En Dios confiamos

Son el paisaje visual en los que se nos fuerza a creer en una realidad que a la mayoría le es irreal y ajena. Pero que ante esa instigación violenta se siente movida a seguir el espectáculo con “la ñata contra el vidrio” como si en esa posición expectante e inútil les fuera la vida. Es así nomás. Pasa con la droga, que aunque nunca la hayamos probado, nos la restriegan por las narices o ante nuestros ojos en cada secuestro policial o confiscación aduanera; también para ilustrar la tramoya de la especulación relatan declamatoriamente al dólar como un tesoro imperial imbatible. La especulación es antigua. Nace de “specula-speculari; daba nombre a los puestos de observación de una guerra. Era el medioevo y los puestos servían para acechar y para esperar y atacar de sorpresa al enemigo. Los actuales puestos de observación están tanto en cuevas como en bancos. Como en paraísos e infiernos fiscales.

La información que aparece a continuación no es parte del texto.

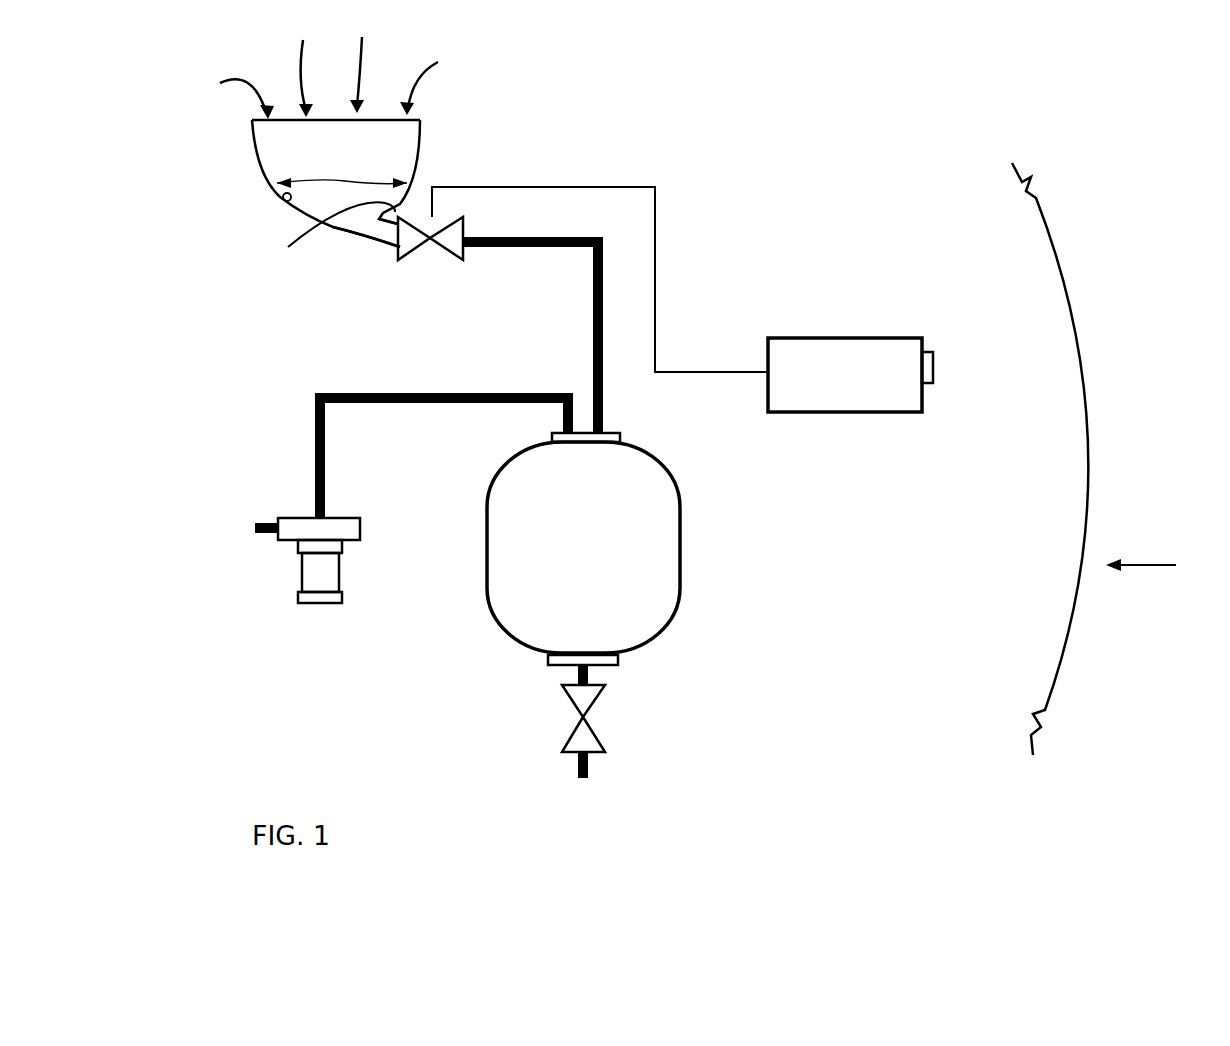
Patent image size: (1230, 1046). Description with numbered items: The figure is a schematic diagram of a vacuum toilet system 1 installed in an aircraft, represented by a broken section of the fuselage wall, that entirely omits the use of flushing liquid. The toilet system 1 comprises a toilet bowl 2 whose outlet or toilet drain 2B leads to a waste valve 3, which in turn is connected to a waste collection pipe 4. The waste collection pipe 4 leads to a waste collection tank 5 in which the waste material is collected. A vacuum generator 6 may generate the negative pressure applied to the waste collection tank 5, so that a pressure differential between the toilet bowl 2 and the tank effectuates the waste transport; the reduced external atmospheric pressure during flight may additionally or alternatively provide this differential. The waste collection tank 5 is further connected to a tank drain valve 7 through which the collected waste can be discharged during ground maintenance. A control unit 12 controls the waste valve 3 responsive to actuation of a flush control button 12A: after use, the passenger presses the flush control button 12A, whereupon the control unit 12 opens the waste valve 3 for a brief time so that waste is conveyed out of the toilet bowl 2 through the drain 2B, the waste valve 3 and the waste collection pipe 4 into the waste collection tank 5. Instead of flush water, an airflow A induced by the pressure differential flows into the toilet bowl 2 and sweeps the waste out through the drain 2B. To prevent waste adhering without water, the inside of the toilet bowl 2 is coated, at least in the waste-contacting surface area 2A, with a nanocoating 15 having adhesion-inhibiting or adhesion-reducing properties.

Pensar que en el dorso los billetes de un dólar- los de más uso popular- hay inscripta en inglés-In God We Trust- tierna invocación cristiana. Quiere decir: “En Dios confiamos”. Esperanzado ruego al que, en la Argentina, adhieren por igual santos y pecadores. Incautos y piratas. Micros y macros.

Pero la inscripción del dólar es una triste paradoja. Porque quienes más proclaman “En Dios confiamos”, son sus crucificadores.